Aircraft-Induced Turbulence

I just saw the movie “Pushing Tin,” which was OK. It featured an odd ritual of standing on the runway below a landing 747. The turbulence and wind of the landing plane was (in the movie) so intense that the characters performing this crazy stunt were lifted up bodily and thrown accross the runway, oddly enough, to their great delight.

Is this remotely realistic? Sure, there’s got to be a stiff breeze from many tons of metal hurtling through the air just overhead, but would it be powerful enough to knock you down, let alone pick you up and throw you?

Has anyone out there tried this?

I haven’t seen the movie and I don’t know if it’s factual that you can actually get blown around like that, but…

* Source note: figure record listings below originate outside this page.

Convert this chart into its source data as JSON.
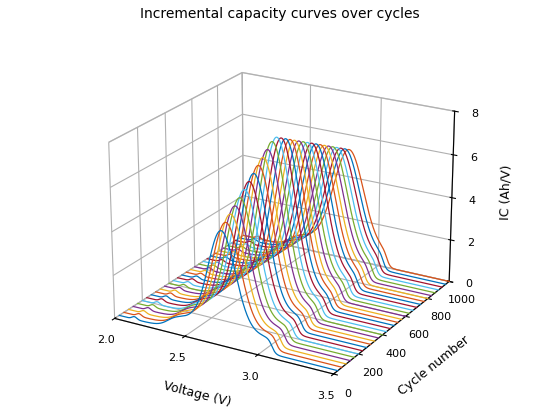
{
  "title": "Incremental capacity curves over cycles",
  "xlabel": "Voltage (V)",
  "ylabel": "Cycle number",
  "zlabel": "IC (Ah/V)",
  "n_curves": 30,
  "cycle_min": 0,
  "cycle_max": 1000,
  "voltage_min": 2.0,
  "voltage_max": 3.5,
  "ic_min": 0,
  "ic_max": 8,
  "voltage_ticks": [
    2.0,
    2.5,
    3.0,
    3.5
  ],
  "cycle_ticks": [
    0,
    200,
    400,
    600,
    800,
    1000
  ],
  "ic_ticks": [
    0,
    2,
    4,
    6,
    8
  ],
  "elev": 22,
  "azim": -60,
  "matlab_colors": [
    "#0072BD",
    "#D95319",
    "#EDB120",
    "#7E2F8E",
    "#77AC30",
    "#4DBEEE",
    "#A2142F",
    "#0072BD",
    "#D95319",
    "#EDB120",
    "#7E2F8E",
    "#77AC30",
    "#4DBEEE",
    "#A2142F",
    "#0072BD",
    "#D95319",
    "#EDB120",
    "#7E2F8E",
    "#77AC30",
    "#4DBEEE",
    "#A2142F",
    "#0072BD",
    "#D95319",
    "#EDB120",
    "#7E2F8E",
    "#77AC30",
    "#4DBEEE",
    "#A2142F",
    "#0072BD",
    "#D95319"
  ]
}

It’s not just a big wind from the plane rushing by that they’re depicting. Airplane wings create vortices as a byproduct of the lift they generate. These are essentially horizontal whirlwinds that are shed from the wingtips and remain in the airplane’s track for quite a while. They can be very powerful and very persistent, and the bigger the plane the bigger the vortices.

There are FAA regulations dealing with how close one plane can follow another that are based on the likelihood of the vortices from the front aircraft interfering with the control of the following plane. It’s a real problem with a 747 followed by a Piper Cub, for example. Pilots of small aircraft report handling difficulties even at distances of a mile or more.

From the Asleep at the Wheel CD, Bob Wills Rides Again:
“It must be hard to lose your wife.”
“Sometimes it’s damn near impossible!”

The vortices from a large jet are powerful enough to flip smaller airplanes on their back.

A friend of my dad’s was flying a Cessna 172 when she was cleared to land in front of a 747. The tower asked her to expedite her landing because there was a 747 behind her. She told the tower, “Tell him to be aware of my wake!”

Wingtip vortices can be very dangerous. My dad was caught in one and was flipped over. The “heavy” was quite a distance away. I was flying a small helicopter over downtown L.A. one morning. It was dead-calm. We ran into a slight burble and decided the only source was a jet thousands of feet above us.

Excerpted/paraphrased from the Airman’s Information Manual (Para 7-3):
Vortices are generated from the moment an aircraft leaves the groud and continue until it lands. The vortices from larger (transport category) aircraft sink at a rate of several hundred feet per minute, slowing their descent and diminishing in strength with time and distance. A vertical seperation between the “heavy” and a light aircraft of 1,000 feet may be considered safe.

When vortices of larger aircraft sink to within 100-200 feet of the ground, they move laterally outward at a rate of 2-3 knots. Surface winds alter their courses. A light, quartering tailwind requires max. caution. This is because this wind would keep a vortex over the runway for a longer period of time.

So! Did the movie portray a probable event? I don’t know. I haven’t seen it. But there is a lot of downwash from the wings, blast from the turbines, and powerful vortices generated by the wings.

“I must leave this planet, if only for an hour.” – Antoine de St. Exupéry

Are you a turtle?

The only thing improbable about it was that they were standing over the end of the runway. The vortices start at the wingtips and move downwards and to the outside of the airplane. Unless there is a strong crosswind, the vortices won’t be over the runway.